A fundamental lack of understanding amongst some advisers of how structured products work and their suitability for different clients has been identified by the regulator as a key factor behind inappropriate sales of Lehman-backed products to consumers.
Its report, Quality of advice on structured investment products, could pave the way for heightened consumer complaints against advisers as it highlights a catalogue of failings around how the risk of the products was assessed. Three adviser firms have already been referred to the FSA's enforcement division over failings relating to Lehman-backed product sales.
The report identified a clear failure to understand counterparty risk; an inability to differentiate between structured investment products and structured deposits; issues around client suitability and a lack of understanding of charges.
It says advisers must ensure they have adequate research facilities in place to make suitable recommendations on structured investments, and those without a thorough understanding of the market should not be offering the products.
However, there appears to be a contradiction in the FSA's approach as despite concerns about advisers' overall knowledge level of the structured product sector, under current RDR proposals, they must consider the products to be called ‘independent'.
For firms not comfortable advising on these products, the FSA's suggestion is outsourcing may be their only option.
An FSA spokesman says: "We would stress advisers should only recommend products where they feel they have a competent level of knowledge.
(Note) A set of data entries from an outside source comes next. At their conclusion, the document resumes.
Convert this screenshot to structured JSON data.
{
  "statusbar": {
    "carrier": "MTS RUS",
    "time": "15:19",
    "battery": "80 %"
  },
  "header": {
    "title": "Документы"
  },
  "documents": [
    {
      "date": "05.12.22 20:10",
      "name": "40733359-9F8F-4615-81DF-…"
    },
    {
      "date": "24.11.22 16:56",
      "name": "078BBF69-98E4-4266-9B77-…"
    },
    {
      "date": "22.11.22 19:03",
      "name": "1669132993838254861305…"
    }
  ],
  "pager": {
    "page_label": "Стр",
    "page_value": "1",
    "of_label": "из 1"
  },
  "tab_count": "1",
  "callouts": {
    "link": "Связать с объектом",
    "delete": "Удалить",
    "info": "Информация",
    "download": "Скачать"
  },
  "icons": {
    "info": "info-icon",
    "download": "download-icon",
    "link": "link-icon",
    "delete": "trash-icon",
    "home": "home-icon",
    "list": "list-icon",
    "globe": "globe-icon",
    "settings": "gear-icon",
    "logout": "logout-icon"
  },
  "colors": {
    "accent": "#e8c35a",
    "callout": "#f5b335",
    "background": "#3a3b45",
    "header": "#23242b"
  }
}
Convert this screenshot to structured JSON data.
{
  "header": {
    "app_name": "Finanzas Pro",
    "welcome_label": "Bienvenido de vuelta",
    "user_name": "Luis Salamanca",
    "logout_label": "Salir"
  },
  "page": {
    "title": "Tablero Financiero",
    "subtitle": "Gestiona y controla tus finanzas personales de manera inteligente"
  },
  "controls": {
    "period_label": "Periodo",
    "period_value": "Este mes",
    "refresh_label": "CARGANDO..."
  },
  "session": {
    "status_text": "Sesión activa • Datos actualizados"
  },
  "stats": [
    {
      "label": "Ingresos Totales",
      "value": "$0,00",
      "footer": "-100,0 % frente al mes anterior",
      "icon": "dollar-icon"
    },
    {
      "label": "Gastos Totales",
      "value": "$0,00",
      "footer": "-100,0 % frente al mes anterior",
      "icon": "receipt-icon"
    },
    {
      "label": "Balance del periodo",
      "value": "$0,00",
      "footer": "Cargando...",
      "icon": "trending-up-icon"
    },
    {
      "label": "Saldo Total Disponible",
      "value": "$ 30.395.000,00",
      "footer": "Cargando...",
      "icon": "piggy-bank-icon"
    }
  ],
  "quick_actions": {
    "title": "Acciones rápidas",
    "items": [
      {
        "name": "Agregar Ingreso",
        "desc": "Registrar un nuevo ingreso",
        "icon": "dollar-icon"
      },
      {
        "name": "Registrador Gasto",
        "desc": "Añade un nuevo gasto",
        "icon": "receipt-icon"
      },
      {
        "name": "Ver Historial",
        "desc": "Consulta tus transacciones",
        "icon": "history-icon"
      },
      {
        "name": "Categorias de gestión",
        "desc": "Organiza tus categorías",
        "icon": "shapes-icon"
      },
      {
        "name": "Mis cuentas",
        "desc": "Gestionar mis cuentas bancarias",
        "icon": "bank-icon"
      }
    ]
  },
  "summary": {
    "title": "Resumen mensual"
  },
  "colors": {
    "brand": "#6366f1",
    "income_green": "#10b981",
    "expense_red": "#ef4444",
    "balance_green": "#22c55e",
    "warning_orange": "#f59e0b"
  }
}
If they do not have an adequate understanding of structured products then they may need to refer clients to a specialist."
The FSA says not all clients would need to have structured products considered as part of their financial planning needs, as the relevance of the products would be dependent on their risk profile.
However, the structured products review suggests many advisers found it difficult to adequately assess the risk profile of their clients.
"We identified issues in some firms around processes for assessing a customer's attitude to risk," the review says.
"This meant some firms placed customers in incorrect risk categories and provided unsuitable recommendations as a result."